How to use SQLAlchemy in Apache Airflow DAG
With Apache Airflow you can design your ETL as elegant Python code you would love to maintain and debug.
Usually we use Apache Airflow for bulk DB updates. So this is highly optimized SQL queries and so on.
But from time to time you would like to use SQLAlchemy models inside your DAG for some not so massive but complex operations with DB.
And Apache Airflow even based on SQLAlchemy!
For example this is how to get Apache Airflow Connections which id’s started with my_prefix_
:
from airflow import settings
from airflow.models import Connection
session = settings.Session()
try:
conns: Iterable[Connection] = (
session.query(Connection.conn_id)
.filter(Connection.conn_id.ilike('my_prefix_%'))
.all()
)
conn_ids = [conn.conn_id for conn in conns]
finally:
session.commit()
In common DAG you would not use SQLAlchemy - for bulk operations that would be just too slow.
If you do need SQLAlchemy model inside DAG you can get SQLAlchemy session for example from PostgresHook
hook = PostgresHook(postgres_conn_id=my_conn_id)
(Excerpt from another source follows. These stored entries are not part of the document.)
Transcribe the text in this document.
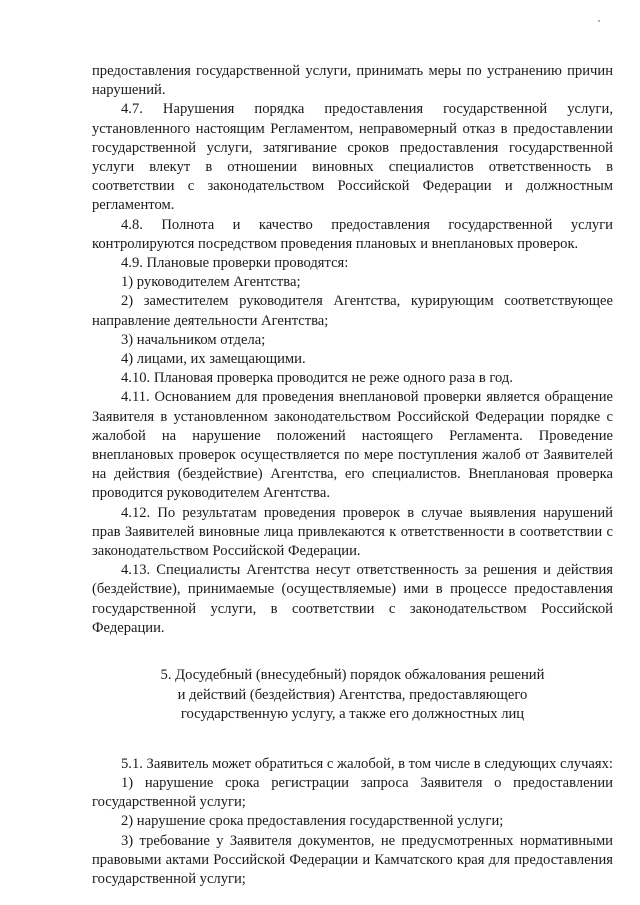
предоставления государственной услуги, принимать меры по устранению причин нарушений.

4.7. Нарушения порядка предоставления государственной услуги, установленного настоящим Регламентом, неправомерный отказ в предоставлении государственной услуги, затягивание сроков предоставления государственной услуги влекут в отношении виновных специалистов ответственность в соответствии с законодательством Российской Федерации и должностным регламентом.

4.8. Полнота и качество предоставления государственной услуги контролируются посредством проведения плановых и внеплановых проверок.

4.9. Плановые проверки проводятся:

1) руководителем Агентства;

2) заместителем руководителя Агентства, курирующим соответствующее направление деятельности Агентства;

3) начальником отдела;

4) лицами, их замещающими.

4.10. Плановая проверка проводится не реже одного раза в год.

4.11. Основанием для проведения внеплановой проверки является обращение Заявителя в установленном законодательством Российской Федерации порядке с жалобой на нарушение положений настоящего Регламента. Проведение внеплановых проверок осуществляется по мере поступления жалоб от Заявителей на действия (бездействие) Агентства, его специалистов. Внеплановая проверка проводится руководителем Агентства.

4.12. По результатам проведения проверок в случае выявления нарушений прав Заявителей виновные лица привлекаются к ответственности в соответствии с законодательством Российской Федерации.

4.13. Специалисты Агентства несут ответственность за решения и действия (бездействие), принимаемые (осуществляемые) ими в процессе предоставления государственной услуги, в соответствии с законодательством Российской Федерации.

5. Досудебный (внесудебный) порядок обжалования решений
и действий (бездействия) Агентства, предоставляющего
государственную услугу, а также его должностных лиц

5.1. Заявитель может обратиться с жалобой, в том числе в следующих случаях:

1) нарушение срока регистрации запроса Заявителя о предоставлении государственной услуги;

2) нарушение срока предоставления государственной услуги;

3) требование у Заявителя документов, не предусмотренных нормативными правовыми актами Российской Федерации и Камчатского края для предоставления государственной услуги;
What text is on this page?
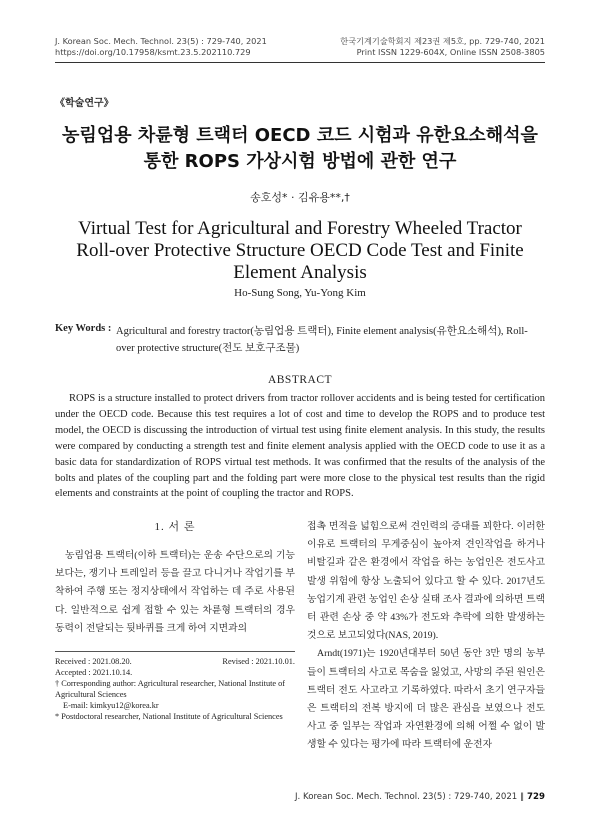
J. Korean Soc. Mech. Technol. 23(5) : 729-740, 2021
https://doi.org/10.17958/ksmt.23.5.202110.729
한국기계기술학회지 제23권 제5호, pp. 729-740, 2021
Print ISSN 1229-604X, Online ISSN 2508-3805
《학술연구》
농림업용 차륜형 트랙터 OECD 코드 시험과 유한요소해석을
통한 ROPS 가상시험 방법에 관한 연구
송호성* · 김유용**,†
Virtual Test for Agricultural and Forestry Wheeled Tractor
Roll-over Protective Structure OECD Code Test and Finite
Element Analysis
Ho-Sung Song, Yu-Yong Kim
Key Words : Agricultural and forestry tractor(농림업용 트랙터), Finite element analysis(유한요소해석), Roll-over protective structure(전도 보호구조물)
ABSTRACT
ROPS is a structure installed to protect drivers from tractor rollover accidents and is being tested for certification under the OECD code. Because this test requires a lot of cost and time to develop the ROPS and to produce test model, the OECD is discussing the introduction of virtual test using finite element analysis. In this study, the results were compared by conducting a strength test and finite element analysis applied with the OECD code to use it as a basic data for standardization of ROPS virtual test methods. It was confirmed that the results of the analysis of the bolts and plates of the coupling part and the folding part were more close to the physical test results than the rigid elements and constraints at the point of coupling the tractor and ROPS.
1. 서 론
농림업용 트랙터(이하 트랙터)는 운송 수단으로의 기능보다는, 쟁기나 트레일러 등을 끌고 다니거나 작업기를 부착하여 주행 또는 정지상태에서 작업하는 데 주로 사용된다. 일반적으로 쉽게 접할 수 있는 차륜형 트랙터의 경우 동력이 전달되는 뒷바퀴를 크게 하여 지면과의

접촉 면적을 넓힘으로써 견인력의 증대를 꾀한다. 이러한 이유로 트랙터의 무게중심이 높아져 견인작업을 하거나 비탈길과 같은 환경에서 작업을 하는 농업인은 전도사고 발생 위험에 항상 노출되어 있다고 할 수 있다. 2017년도 농업기계 관련 농업인 손상 실태 조사 결과에 의하면 트랙터 관련 손상 중 약 43%가 전도와 추락에 의한 발생하는 것으로 보고되었다(NAS, 2019).

Arndt(1971)는 1920년대부터 50년 동안 3만 명의 농부들이 트랙터의 사고로 목숨을 잃었고, 사망의 주된 원인은 트랙터 전도 사고라고 기록하였다. 따라서 초기 연구자들은 트랙터의 전복 방지에 더 많은 관심을 보였으나 전도 사고 중 일부는 작업과 자연환경에 의해 어쩔 수 없이 발생할 수 있다는 평가에 따라 트랙터에 운전자

Received : 2021.08.20.	Revised : 2021.10.01.
Accepted : 2021.10.14.
† Corresponding author: Agricultural researcher, National Institute of Agricultural Sciences
E-mail: kimkyu12@korea.kr
* Postdoctoral researcher, National Institute of Agricultural Sciences
J. Korean Soc. Mech. Technol. 23(5) : 729-740, 2021 ∥ 729
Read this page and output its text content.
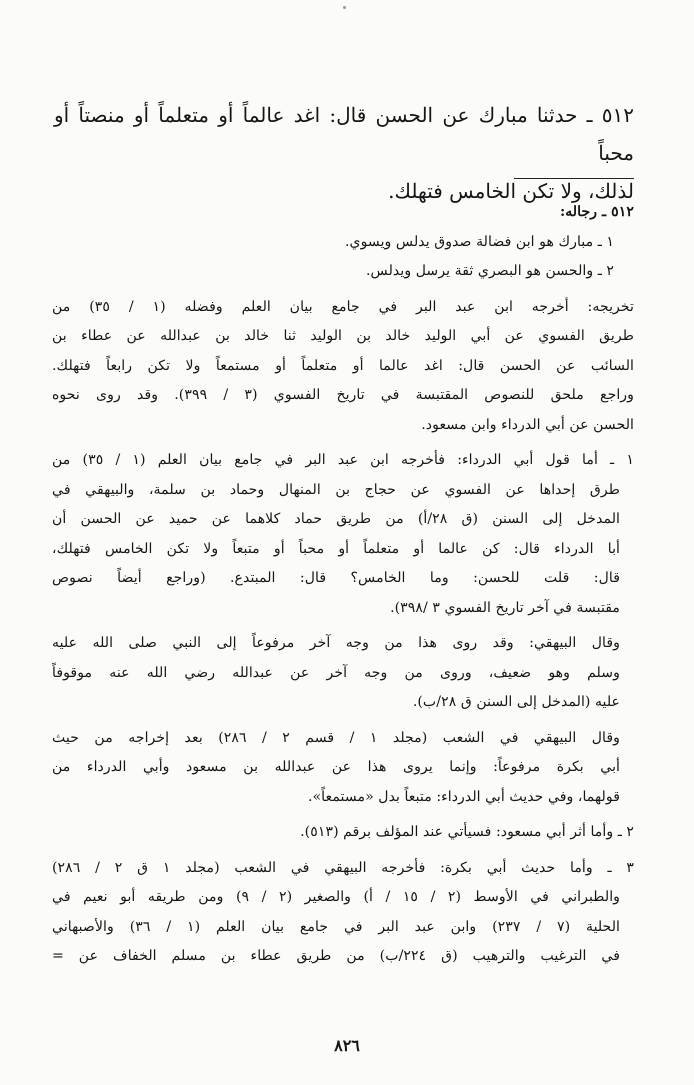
٥١٢ ـ حدثنا مبارك عن الحسن قال: اغد عالماً أو متعلماً أو منصتاً أو محباً
لذلك، ولا تكن الخامس فتهلك.
٥١٢ ـ رجاله:
١ ـ مبارك هو ابن فضالة صدوق يدلس ويسوي.
٢ ـ والحسن هو البصري ثقة يرسل ويدلس.
تخريجه: أخرجه ابن عبد البر في جامع بيان العلم وفضله (١ / ٣٥) من
طريق الفسوي عن أبي الوليد خالد بن الوليد ثنا خالد بن عبدالله عن عطاء بن
السائب عن الحسن قال: اغد عالما أو متعلماً أو مستمعاً ولا تكن رابعاً فتهلك.
وراجع ملحق للنصوص المقتبسة في تاريخ الفسوي (٣ / ٣٩٩). وقد روى نحوه
الحسن عن أبي الدرداء وابن مسعود.
١ ـ أما قول أبي الدرداء: فأخرجه ابن عبد البر في جامع بيان العلم (١ / ٣٥) من
طرق إحداها عن الفسوي عن حجاج بن المنهال وحماد بن سلمة، والبيهقي في
المدخل إلى السنن (ق ٢٨/أ) من طريق حماد كلاهما عن حميد عن الحسن أن
أبا الدرداء قال: كن عالما أو متعلماً أو محباً أو متبعاً ولا تكن الخامس فتهلك،
قال: قلت للحسن: وما الخامس؟ قال: المبتدع. (وراجع أيضاً نصوص
مقتبسة في آخر تاريخ الفسوي ٣ /٣٩٨).
وقال البيهقي: وقد روى هذا من وجه آخر مرفوعاً إلى النبي صلى الله عليه
وسلم وهو ضعيف، وروى من وجه آخر عن عبدالله رضي الله عنه موقوفاً
عليه (المدخل إلى السنن ق ٢٨/ب).
وقال البيهقي في الشعب (مجلد ١ / قسم ٢ / ٢٨٦) بعد إخراجه من حيث
أبي بكرة مرفوعاً: وإنما يروى هذا عن عبدالله بن مسعود وأبي الدرداء من
قولهما، وفي حديث أبي الدرداء: متبعاً بدل «مستمعاً».
٢ ـ وأما أثر أبي مسعود: فسيأتي عند المؤلف برقم (٥١٣).
٣ ـ وأما حديث أبي بكرة: فأخرجه البيهقي في الشعب (مجلد ١ ق ٢ / ٢٨٦)
والطبراني في الأوسط (٢ / ١٥ / أ) والصغير (٢ / ٩) ومن طريقه أبو نعيم في
الحلية (٧ / ٢٣٧) وابن عبد البر في جامع بيان العلم (١ / ٣٦) والأصبهاني
في الترغيب والترهيب (ق ٢٢٤/ب) من طريق عطاء بن مسلم الخفاف عن =
٨٢٦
engine = hook.get_sqlalchemy_engine()
session = sessionmaker(bind=engine)()
But if you are going to do that in many Apache Airflow tasks this code will unnecessary complicate
you business logic code. Moreover you should close the DB connection to prevent connection leakage.
So this is additional try-finally
around your code and it will became even more obscure.
Luckily you can easily create SQLAlchemy Operator for Apache Airflow and encapsulate all this code in it.
For example this is SQLAlchemy Operator for Postgres.
from airflow.operators.python_operator import PythonOperator
from airflow.utils.decorators import apply_defaults
from sqlalchemy.orm import sessionmaker, Session
from airflow.hooks.postgres_hook import PostgresHook
def get_session(conn_id: str) -> Session:
hook = PostgresHook(postgres_conn_id=conn_id)
engine = hook.get_sqlalchemy_engine()
return sessionmaker(bind=engine)()
class SQLAlchemyOperator(PythonOperator):
"""
PythonOperator with SQLAlchemy session management - creates session for the Python callable
and commit/rollback it afterwards.
Set `conn_id` with you DB connection.
Pass `session` parameter to the python callable.
"""
@apply_defaults
def __init__(
self,
conn_id: str,
*args, **kwargs):
self.conn_id = conn_id
super().__init__(*args, **kwargs)
def execute_callable(self):
session = get_session(self.conn_id)
try:
result = self.python_callable(*self.op_args, session=session, **self.op_kwargs)
except Exception:
session.rollback()
raise
session.commit()
return result
This is how to use it:
dag = DAG(
dag_id='SQAlchemyDAG',
schedule_interval='0 2 1 * *', # monthly at 2:00 AM, 1st day of a month
start_date=datetime(2020, 8, 1),
)
def sqlalchemy_task(session: Session, **kwargs):
session.query(YourSQLAlchemyModel)
request_count = SQLAlchemyOperator(
dag=dag,
task_id='sqlalchemy',
conn_id='my_db',
python_callable=sqlalchemy_task,
provide_context=True,
)